Bu yeniden girişi bu kadar özel ve yeni yapan şey, tek bir son düşünülerek inşa edilmiş bir görevi üstlenmesi ve geleceğini sıfırdan değiştirmesidir.
“Muhtemelen kariyerim boyunca 60’tan fazla simülasyonda yer aldım, ancak planlı operasyonları olabildiğince doğru ve güvenli bir şekilde, ancak kontrolümüz dışında olan bir dizi bilinmeyenle birlikte yürütmek için çalıştığımız için bu son derece farklı,” diye devam ediyor Isabel.
“Aeolus’un son manevrasını gerçekleştirecek olan son komut dizisini yukarı bağlamayı ve onları bir uzay aracında sözde hareket ederken görmeyi dört gözle bekliyorum.
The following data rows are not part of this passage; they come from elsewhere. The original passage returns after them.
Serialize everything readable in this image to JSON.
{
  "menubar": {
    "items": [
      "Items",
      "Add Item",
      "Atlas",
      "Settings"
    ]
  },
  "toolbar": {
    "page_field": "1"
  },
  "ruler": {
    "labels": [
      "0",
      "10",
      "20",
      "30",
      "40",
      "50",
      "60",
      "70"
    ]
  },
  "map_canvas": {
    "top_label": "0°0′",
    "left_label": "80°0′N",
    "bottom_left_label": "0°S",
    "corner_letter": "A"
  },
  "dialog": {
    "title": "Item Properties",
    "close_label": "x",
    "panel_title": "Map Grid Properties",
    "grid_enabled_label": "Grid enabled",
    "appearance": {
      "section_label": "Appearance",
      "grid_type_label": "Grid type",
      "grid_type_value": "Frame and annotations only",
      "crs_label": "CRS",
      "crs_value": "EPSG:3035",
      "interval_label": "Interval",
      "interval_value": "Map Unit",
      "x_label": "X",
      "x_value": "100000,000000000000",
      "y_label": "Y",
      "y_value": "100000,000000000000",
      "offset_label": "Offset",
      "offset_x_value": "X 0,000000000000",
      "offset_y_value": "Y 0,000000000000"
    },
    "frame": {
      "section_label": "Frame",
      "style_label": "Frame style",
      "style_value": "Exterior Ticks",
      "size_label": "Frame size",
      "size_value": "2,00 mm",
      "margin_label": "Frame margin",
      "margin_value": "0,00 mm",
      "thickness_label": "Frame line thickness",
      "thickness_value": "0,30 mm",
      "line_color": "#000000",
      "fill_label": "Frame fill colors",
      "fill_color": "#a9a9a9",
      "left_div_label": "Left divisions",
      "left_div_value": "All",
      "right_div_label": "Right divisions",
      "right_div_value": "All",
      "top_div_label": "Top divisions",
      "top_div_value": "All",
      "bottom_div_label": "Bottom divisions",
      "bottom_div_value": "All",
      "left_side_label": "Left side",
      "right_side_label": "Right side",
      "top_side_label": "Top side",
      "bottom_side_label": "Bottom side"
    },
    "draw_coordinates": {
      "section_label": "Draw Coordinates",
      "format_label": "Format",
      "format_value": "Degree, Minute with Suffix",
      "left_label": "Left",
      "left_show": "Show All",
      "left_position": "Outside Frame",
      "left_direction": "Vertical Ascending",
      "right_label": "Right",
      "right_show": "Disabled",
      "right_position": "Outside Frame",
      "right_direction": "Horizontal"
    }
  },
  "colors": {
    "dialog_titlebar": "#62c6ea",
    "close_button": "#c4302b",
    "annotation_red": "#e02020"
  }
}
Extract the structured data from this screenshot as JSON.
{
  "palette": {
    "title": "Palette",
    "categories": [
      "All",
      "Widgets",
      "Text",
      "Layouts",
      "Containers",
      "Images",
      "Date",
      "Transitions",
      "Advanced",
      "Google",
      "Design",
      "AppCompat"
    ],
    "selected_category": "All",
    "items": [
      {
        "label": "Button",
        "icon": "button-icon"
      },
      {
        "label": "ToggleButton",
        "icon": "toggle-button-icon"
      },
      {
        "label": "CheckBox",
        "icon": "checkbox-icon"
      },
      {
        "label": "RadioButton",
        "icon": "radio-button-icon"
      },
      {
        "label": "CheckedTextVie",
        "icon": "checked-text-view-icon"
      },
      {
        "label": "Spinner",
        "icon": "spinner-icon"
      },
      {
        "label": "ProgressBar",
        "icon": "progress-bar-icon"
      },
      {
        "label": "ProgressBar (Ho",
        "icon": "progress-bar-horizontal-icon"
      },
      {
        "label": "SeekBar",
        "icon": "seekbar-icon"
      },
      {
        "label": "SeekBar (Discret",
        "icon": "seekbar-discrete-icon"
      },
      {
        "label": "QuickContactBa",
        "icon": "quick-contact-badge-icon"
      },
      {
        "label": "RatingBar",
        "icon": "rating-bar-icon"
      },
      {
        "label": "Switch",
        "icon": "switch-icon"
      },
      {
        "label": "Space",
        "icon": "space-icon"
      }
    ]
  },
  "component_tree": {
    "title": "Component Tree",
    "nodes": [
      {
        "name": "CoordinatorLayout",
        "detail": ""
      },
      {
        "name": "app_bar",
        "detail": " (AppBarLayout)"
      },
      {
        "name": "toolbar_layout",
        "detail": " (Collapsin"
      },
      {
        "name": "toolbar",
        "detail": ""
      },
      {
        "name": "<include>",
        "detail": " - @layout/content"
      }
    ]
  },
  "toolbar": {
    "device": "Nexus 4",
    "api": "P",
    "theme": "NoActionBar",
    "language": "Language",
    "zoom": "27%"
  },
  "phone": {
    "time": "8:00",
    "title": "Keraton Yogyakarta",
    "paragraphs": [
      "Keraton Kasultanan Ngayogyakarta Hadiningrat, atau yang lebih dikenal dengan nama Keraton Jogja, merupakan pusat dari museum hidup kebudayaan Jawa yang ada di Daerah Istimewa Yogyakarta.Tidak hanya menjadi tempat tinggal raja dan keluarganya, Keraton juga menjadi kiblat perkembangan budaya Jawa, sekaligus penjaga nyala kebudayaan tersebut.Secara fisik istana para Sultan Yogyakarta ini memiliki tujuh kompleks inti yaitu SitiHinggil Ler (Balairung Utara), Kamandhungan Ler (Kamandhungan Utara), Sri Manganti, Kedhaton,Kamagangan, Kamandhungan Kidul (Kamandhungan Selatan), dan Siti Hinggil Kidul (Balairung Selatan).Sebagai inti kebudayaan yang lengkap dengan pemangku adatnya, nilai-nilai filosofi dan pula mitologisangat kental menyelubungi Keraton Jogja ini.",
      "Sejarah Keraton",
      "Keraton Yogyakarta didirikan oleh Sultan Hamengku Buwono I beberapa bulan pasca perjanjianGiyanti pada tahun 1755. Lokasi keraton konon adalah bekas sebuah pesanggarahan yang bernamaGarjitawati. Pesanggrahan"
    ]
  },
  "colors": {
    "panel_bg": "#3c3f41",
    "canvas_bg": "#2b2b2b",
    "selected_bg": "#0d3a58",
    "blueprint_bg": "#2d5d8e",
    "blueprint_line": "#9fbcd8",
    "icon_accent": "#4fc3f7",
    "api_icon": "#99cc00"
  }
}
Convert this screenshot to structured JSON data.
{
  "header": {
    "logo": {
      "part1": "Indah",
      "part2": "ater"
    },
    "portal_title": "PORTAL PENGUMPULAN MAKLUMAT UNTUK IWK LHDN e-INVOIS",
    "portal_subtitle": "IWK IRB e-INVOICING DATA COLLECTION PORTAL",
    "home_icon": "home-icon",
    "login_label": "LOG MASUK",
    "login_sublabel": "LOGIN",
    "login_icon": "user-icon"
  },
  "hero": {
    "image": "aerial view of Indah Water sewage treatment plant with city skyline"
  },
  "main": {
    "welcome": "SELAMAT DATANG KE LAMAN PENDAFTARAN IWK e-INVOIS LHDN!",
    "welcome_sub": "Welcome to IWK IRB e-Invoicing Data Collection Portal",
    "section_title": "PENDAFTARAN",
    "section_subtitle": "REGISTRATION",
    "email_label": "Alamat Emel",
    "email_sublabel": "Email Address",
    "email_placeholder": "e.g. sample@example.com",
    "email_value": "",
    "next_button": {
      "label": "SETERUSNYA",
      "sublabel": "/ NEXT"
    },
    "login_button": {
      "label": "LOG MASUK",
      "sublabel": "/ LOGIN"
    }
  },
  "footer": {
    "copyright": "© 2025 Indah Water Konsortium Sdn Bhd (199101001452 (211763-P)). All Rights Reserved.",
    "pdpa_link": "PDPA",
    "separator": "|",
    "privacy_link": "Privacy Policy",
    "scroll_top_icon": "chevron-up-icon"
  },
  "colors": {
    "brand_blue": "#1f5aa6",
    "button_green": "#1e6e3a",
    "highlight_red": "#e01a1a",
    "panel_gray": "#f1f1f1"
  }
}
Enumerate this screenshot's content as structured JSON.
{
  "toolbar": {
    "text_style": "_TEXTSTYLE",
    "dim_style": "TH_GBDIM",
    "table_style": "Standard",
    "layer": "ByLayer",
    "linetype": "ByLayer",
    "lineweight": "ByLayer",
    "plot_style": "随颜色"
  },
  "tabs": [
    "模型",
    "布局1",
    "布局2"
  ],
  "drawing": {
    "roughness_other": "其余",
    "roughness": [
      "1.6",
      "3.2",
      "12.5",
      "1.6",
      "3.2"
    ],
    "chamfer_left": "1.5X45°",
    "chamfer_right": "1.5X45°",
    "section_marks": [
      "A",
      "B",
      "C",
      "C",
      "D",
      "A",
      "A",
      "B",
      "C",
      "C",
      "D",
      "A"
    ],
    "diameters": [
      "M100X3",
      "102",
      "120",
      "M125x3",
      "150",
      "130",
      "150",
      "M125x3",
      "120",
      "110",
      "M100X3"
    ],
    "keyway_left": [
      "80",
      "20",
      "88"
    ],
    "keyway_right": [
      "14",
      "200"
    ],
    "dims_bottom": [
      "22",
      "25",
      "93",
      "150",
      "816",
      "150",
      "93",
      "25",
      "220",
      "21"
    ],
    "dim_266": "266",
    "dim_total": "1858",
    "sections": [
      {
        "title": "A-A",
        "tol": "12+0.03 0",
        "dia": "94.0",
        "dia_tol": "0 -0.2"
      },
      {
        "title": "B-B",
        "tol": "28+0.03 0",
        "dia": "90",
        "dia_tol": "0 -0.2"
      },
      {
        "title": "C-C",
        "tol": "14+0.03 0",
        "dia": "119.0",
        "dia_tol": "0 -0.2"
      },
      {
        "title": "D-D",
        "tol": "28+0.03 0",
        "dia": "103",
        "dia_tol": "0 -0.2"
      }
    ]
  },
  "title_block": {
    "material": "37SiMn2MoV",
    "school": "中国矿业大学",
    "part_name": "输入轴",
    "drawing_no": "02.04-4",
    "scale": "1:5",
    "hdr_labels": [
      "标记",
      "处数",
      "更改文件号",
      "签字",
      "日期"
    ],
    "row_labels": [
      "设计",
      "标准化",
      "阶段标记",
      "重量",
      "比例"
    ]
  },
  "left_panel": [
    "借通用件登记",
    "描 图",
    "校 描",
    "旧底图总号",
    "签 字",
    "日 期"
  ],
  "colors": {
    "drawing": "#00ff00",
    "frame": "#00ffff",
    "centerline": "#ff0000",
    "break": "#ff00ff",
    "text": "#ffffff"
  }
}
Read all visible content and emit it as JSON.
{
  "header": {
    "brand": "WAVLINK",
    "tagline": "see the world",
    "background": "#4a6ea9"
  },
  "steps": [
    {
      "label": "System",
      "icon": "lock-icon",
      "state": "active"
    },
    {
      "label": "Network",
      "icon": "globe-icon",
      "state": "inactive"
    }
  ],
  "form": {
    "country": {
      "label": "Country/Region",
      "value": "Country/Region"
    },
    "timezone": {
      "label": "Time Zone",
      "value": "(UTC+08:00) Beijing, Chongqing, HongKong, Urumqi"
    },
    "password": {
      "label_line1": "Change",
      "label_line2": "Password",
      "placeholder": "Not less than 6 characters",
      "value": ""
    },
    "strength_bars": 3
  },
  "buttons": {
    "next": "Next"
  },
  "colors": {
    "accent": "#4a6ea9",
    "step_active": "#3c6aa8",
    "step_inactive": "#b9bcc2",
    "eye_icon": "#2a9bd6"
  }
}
Bu yapıldıktan sonra, bizim rolümüz sona erecek ve sadece en iyisini umabiliriz. Tabii ki, her şeyin plana göre gittiğini ve yeniden giren herhangi bir parçanın güvenli bir şekilde okyanusta sona erdiğini görmek konusunda gerginim.
İmkansız göreve beklenmedik bir son
Aeolus Misyon Yöneticisi Tommaso Parrinello, normalde ESA’nın ESRIN, İtalya’daki Dünya Gözlem merkezinde görev yapıyor, görev kontrolünde simülasyonlara katılıyor. Aeolus fırlatıldıktan hemen sonra, Bilim ve Operasyonların iki dünyasını birbirine bağladı ve bu görevin uçmanın ne kadar zor olduğunu görmekle kalmadı, aynı zamanda buna neden bu kadar değdiğini de gördü:
Tommaso, “Aeolus, dünyanın her yerindeki en deneyimli mühendisleri bile şaşırtan büyülü bir makine,” diye sözlerini tamamlıyor.
“Meteoroloji camiasına en iyi verileri sunabileceğimizden emin olmak için her gün birçok teknik ve bilimsel zorlukla karşılaştık ve bunları çözdük. Ancak yeni olduğu için zor oldu: Aeolus her zaman bir gösteri görevi olarak düşünülmüştü, uzaya hiç fırlatılmamıştı.”
Aeolus, görevi sırasında rüzgar profili oluşturmada devrim yaratarak ve hava modellerini sonsuza dek iyileştirerek çok daha fazlasını yaptı ve ortadan kalkması da şimdi büyük önem taşıyan bir meydan okuma olduğunu kanıtlıyor.
Aeolus’un olağanüstü görevinin sonunu işaret eden ESA, besteci Jamie Perera ile birlikte çalışarak uydunun Dünya etrafındaki yörüngedeki ömrünü kapsayan verilerden nefesli bir eser yarattı.
“Sadece bir yıl önce önerilen bir fikrin gerçek ve somut bir şeye dönüştüğünü ancak şimdi anlıyorsunuz. Hepimiz biliyoruz ki bu yeniden giriş kolay olmayacak ve başaramayabiliriz. Meslek hayatımızın belki de en büyük zorluğu bu ama ben bu “imkansız görev” için farklı bir son düşünemedim.”
“Ana Kontrol Odasında farklı ses döngülerini dinlemek ve iç içe geçmiş faaliyetlerin bir parçası olmak gerçekten harika bir an. Tarif etmesi zor. Bu sadece gerçek değil, aynı zamanda hızla geliyor. Hiç bu kadar hazır olmamıştık!”